Gas prices are also generally higher than in rest of the EU – 4% above European averages in 2006 for the average household gas price (average gas price for industrial users was still about 14% lower than the European averages; see Europa: Italy – Internal Market Fact Sheet).
Italy does not have considerable reserves of fossil fuels. The country relies on foreign sources to meet 90% of its energy needs and it is one of the largest importers of oil. Therefore, diversification is considered priority.

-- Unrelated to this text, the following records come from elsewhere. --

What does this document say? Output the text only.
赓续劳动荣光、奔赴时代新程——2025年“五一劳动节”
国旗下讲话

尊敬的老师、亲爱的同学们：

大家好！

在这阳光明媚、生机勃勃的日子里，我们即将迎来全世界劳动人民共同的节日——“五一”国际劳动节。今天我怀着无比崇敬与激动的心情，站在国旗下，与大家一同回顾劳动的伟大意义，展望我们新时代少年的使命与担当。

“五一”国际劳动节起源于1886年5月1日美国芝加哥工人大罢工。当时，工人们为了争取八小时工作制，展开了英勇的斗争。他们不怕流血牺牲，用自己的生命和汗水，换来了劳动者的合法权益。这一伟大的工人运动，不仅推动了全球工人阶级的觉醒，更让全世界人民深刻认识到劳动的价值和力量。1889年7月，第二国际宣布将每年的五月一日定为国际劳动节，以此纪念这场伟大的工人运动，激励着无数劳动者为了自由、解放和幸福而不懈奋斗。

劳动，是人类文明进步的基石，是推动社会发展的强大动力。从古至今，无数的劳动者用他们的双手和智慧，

However, according to 2006 data, only 5.5% of the total energy in Italy came for renewable sources. (The amount of electricity generated from renewable sources rose by one fifth in Italy in 2008 while overall demand fell by 0.1%, according to official statistics by transmission system operator, Terna.)
Over the past decade, the country has developed a strong growth of onshore wind, biogas and biodiesel. The expansion of wind energy has developed impressively in the last few years. Italy is now the world’s sixth largest producer of wind power with a capacity of 3,736Mw in 2008 (source: European Wind Energy Association (EWEA)).

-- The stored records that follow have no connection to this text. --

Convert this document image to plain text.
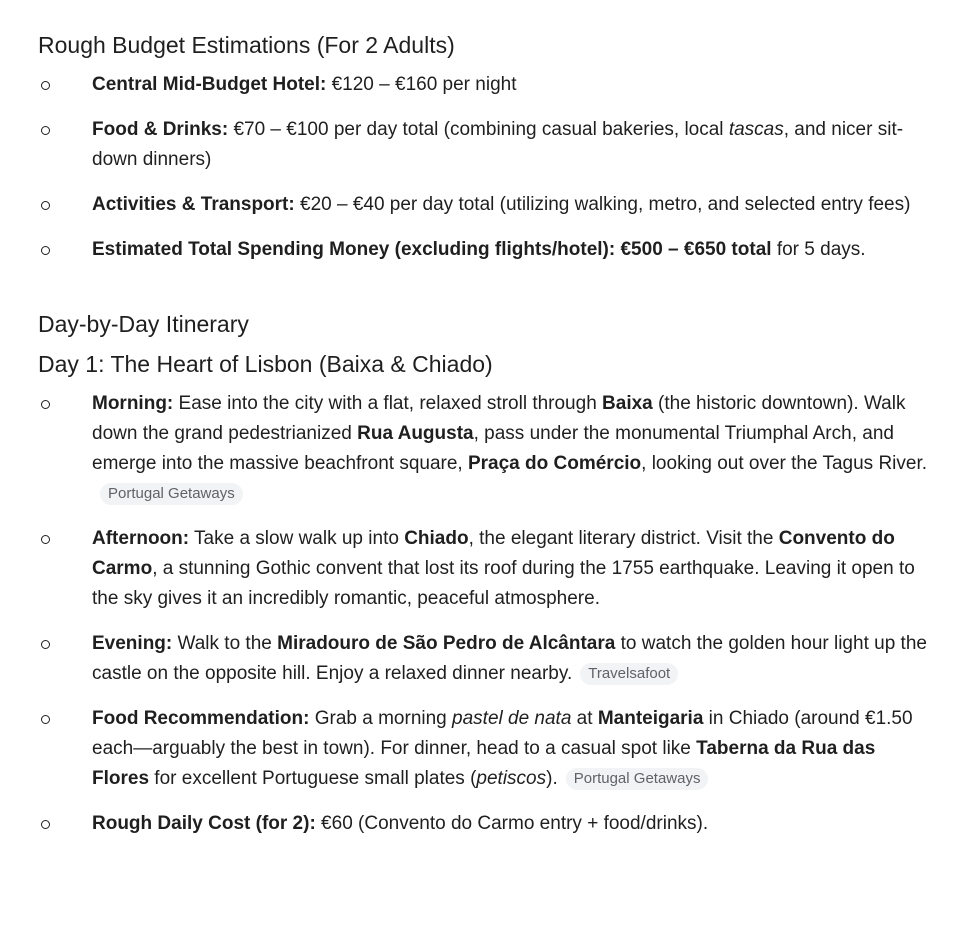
Rough Budget Estimations (For 2 Adults)
Central Mid-Budget Hotel: €120 – €160 per night
Food & Drinks: €70 – €100 per day total (combining casual bakeries, local tascas, and nicer sit-down dinners)
Activities & Transport: €20 – €40 per day total (utilizing walking, metro, and selected entry fees)
Estimated Total Spending Money (excluding flights/hotel): €500 – €650 total for 5 days.
Day-by-Day Itinerary
Day 1: The Heart of Lisbon (Baixa & Chiado)
Morning: Ease into the city with a flat, relaxed stroll through Baixa (the historic downtown). Walk down the grand pedestrianized Rua Augusta, pass under the monumental Triumphal Arch, and emerge into the massive beachfront square, Praça do Comércio, looking out over the Tagus River.Portugal Getaways
Afternoon: Take a slow walk up into Chiado, the elegant literary district. Visit the Convento do Carmo, a stunning Gothic convent that lost its roof during the 1755 earthquake. Leaving it open to the sky gives it an incredibly romantic, peaceful atmosphere.
Evening: Walk to the Miradouro de São Pedro de Alcântara to watch the golden hour light up the castle on the opposite hill. Enjoy a relaxed dinner nearby. Travelsafoot
Food Recommendation: Grab a morning pastel de nata at Manteigaria in Chiado (around €1.50 each—arguably the best in town). For dinner, head to a casual spot like Taberna da Rua das Flores for excellent Portuguese small plates (petiscos). Portugal Getaways
Rough Daily Cost (for 2): €60 (Convento do Carmo entry + food/drinks).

Italy is also leader in production of geothermal energy. Indeed, geothermal-generated electricity was first produced at Larderello in 1904. The current production is of 5 billion kilowatt hours of power a year, which, according to the Economic Development Ministry, can provide power for 6 million people. Last February, the ministry announced the simplification of procedures for the development of geothermal energy projects (see Reuters: Italy simplifies geothermal energy permitting).
Solar generated power still needs a definitive impulse in Italy. The country is Europe’s third-biggest solar power producer after Germany and Spain, but it gets less than one percent of its power from PV installations at present, despite its government’s incentives and ample sunshine, and probably due lately to the difficulties in accessing bank financing for both operators and clients.

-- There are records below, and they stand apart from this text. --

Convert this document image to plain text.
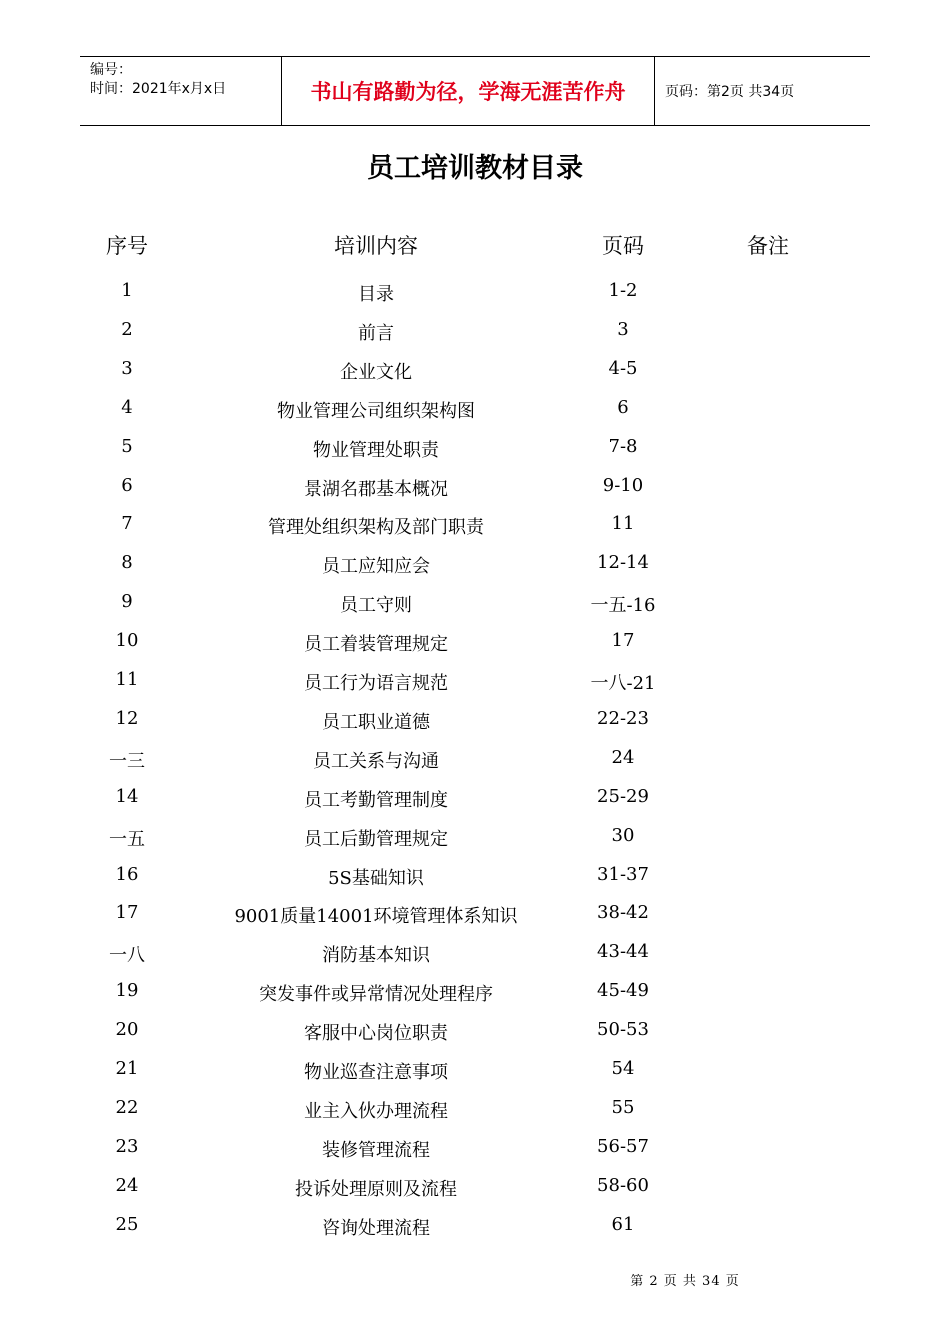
编号：
时间：2021年x月x日	书山有路勤为径，学海无涯苦作舟	页码：第2页 共34页
员工培训教材目录
序号	培训内容	页码	备注
1	目录	1-2
2	前言	3
3	企业文化	4-5
4	物业管理公司组织架构图	6
5	物业管理处职责	7-8
6	景湖名郡基本概况	9-10
7	管理处组织架构及部门职责	11
8	员工应知应会	12-14
9	员工守则	一五-16
10	员工着装管理规定	17
11	员工行为语言规范	一八-21
12	员工职业道德	22-23
一三	员工关系与沟通	24
14	员工考勤管理制度	25-29
一五	员工后勤管理规定	30
16	5S基础知识	31-37
17	9001质量14001环境管理体系知识	38-42
一八	消防基本知识	43-44
19	突发事件或异常情况处理程序	45-49
20	客服中心岗位职责	50-53
21	物业巡查注意事项	54
22	业主入伙办理流程	55
23	装修管理流程	56-57
24	投诉处理原则及流程	58-60
25	咨询处理流程	61
第 2 页 共 34 页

However, the production of dirty energy is still large. Italy accounts for a 2% of the total national greenhouse gas emissions as a percentage of global total (2004 data) and the per capita annual greenhouse gas emissions rose from 9.2 tones in 2000 to 9.7 in 2005.
In 2007, Enel signed a memorandum of understanding with Albania under which it plans to build a thermal generation plant fuelled by imported coal. The plant will serve the markets in both countries (see Enel 2007 Annual Report, page 87 ). However, as Albania is not an EU member, the plant is not likely to abide by existing EU rules on air pollution, such as the Large Combustion Plants Directive, nor by future rules under the EU’s Industrial Emissions Directive currently being negotiated (see Europa: IPPC Directive). It would also be a way around the cost of carbon emissions under the EU’s Emissions Trading Scheme.
The major drawbacks for Italy to achieve the renewable energy targets set at national and EU level are mainly the complex administration procedures for industrial projects, especially at regional and local levels, and high financial barriers, such as the elevated cost on grid connections. Renewable producers’ association, Aper, claims that Italy will not meet its 25% renewable target by 2020 without better government support.